Sebagian dari para wanita muda merasa malu di bawah tatapan Han Li, menundukkan kepala, sebagian lainnya balas menatap langsung, dan beberapa yang berani bahkan mengamati calon suami mereka dari dekat.
Bagi sebagian wanita muda yang awalnya ragu, melihat Han Li mengubah sikap mereka.

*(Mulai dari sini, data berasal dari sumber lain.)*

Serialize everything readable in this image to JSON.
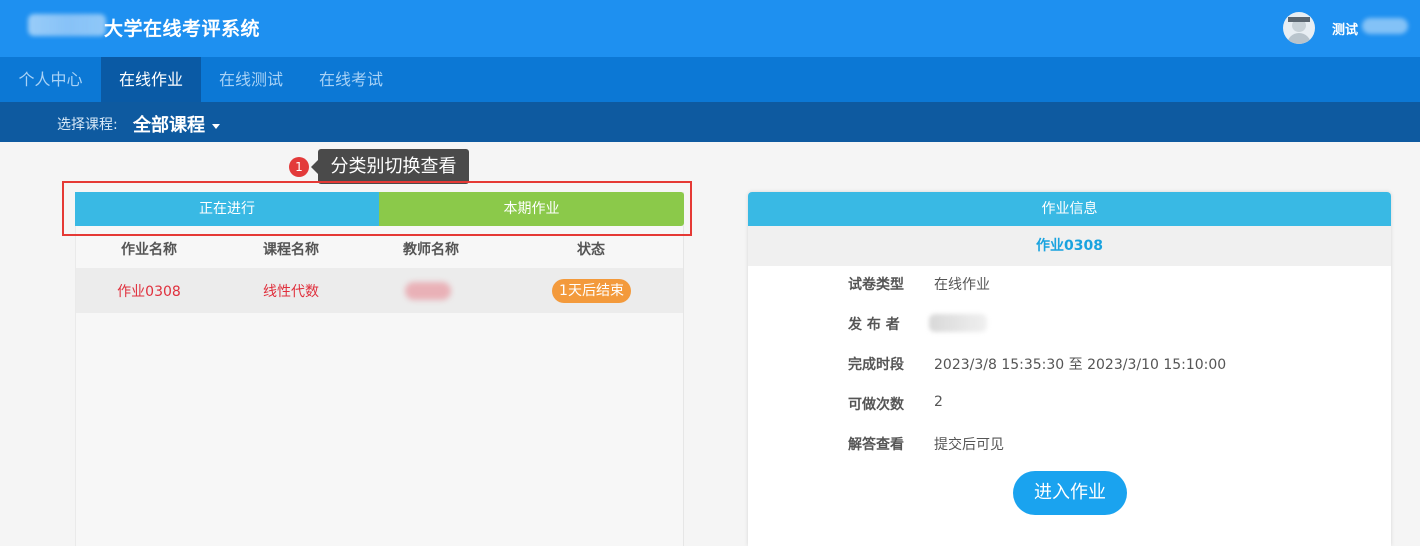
{
  "header": {
    "system_title": "大学在线考评系统",
    "user_name": "测试"
  },
  "nav": {
    "items": [
      {
        "label": "个人中心"
      },
      {
        "label": "在线作业"
      },
      {
        "label": "在线测试"
      },
      {
        "label": "在线考试"
      }
    ],
    "active_index": 1
  },
  "course_filter": {
    "label": "选择课程:",
    "selected": "全部课程"
  },
  "annotation": {
    "number": "1",
    "text": "分类别切换查看"
  },
  "tabs": [
    {
      "label": "正在进行"
    },
    {
      "label": "本期作业"
    }
  ],
  "table": {
    "columns": [
      "作业名称",
      "课程名称",
      "教师名称",
      "状态"
    ],
    "rows": [
      {
        "name": "作业0308",
        "course": "线性代数",
        "status": "1天后结束"
      }
    ]
  },
  "detail": {
    "header": "作业信息",
    "title": "作业0308",
    "fields": [
      {
        "label": "试卷类型",
        "value": "在线作业"
      },
      {
        "label": "发 布 者",
        "value": ""
      },
      {
        "label": "完成时段",
        "value": "2023/3/8 15:35:30 至 2023/3/10 15:10:00"
      },
      {
        "label": "可做次数",
        "value": "2"
      },
      {
        "label": "解答查看",
        "value": "提交后可见"
      }
    ],
    "enter_button": "进入作业"
  },
  "colors": {
    "header_bg": "#1e90f0",
    "nav_bg": "#0c78d5",
    "course_bar_bg": "#0e5aa0",
    "tab_ongoing": "#39b9e4",
    "tab_current": "#8bc94a",
    "status_badge": "#f39a3c",
    "highlight_border": "#e53935",
    "button": "#1aa3ef"
  }
}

Ketampanannya membuat mereka terpukau; dengan status tinggi dan kekuatan yang besar, dia terlalu sempurna untuk menjadi suami mereka.
Setelah mengamati beberapa saat, Han Li melambaikan tangannya, dan keturunan Keluarga Han memimpin kerumunan untuk menunggu di luar aula.
Tidak butuh waktu lama bagi berita itu untuk menyebar ke seluruh Kota Lingjun dan bahkan ke Istana Fengyang: Leluhur Tua Han dari Keluarga Han telah memulai babak baru pengambilan selir, yang menyebabkan kegemparan di Istana Fengyang.
Sifat bejat Leluhur Han Tua tetap tidak berubah!
Kali ini, Leluhur Tua Han bermaksud mengambil cukup banyak selir, masing-masing dengan latar belakang yang luar biasa. Di wilayah kekuasaan mereka sendiri, mereka dianggap sebagai wanita tercantik, dengan banyak pengagum.
Namun, masing-masing dengan sukarela menjadi selir Leluhur Tua Han, menyebabkan banyak kultivator memukul dada mereka karena frustrasi dan penderitaan.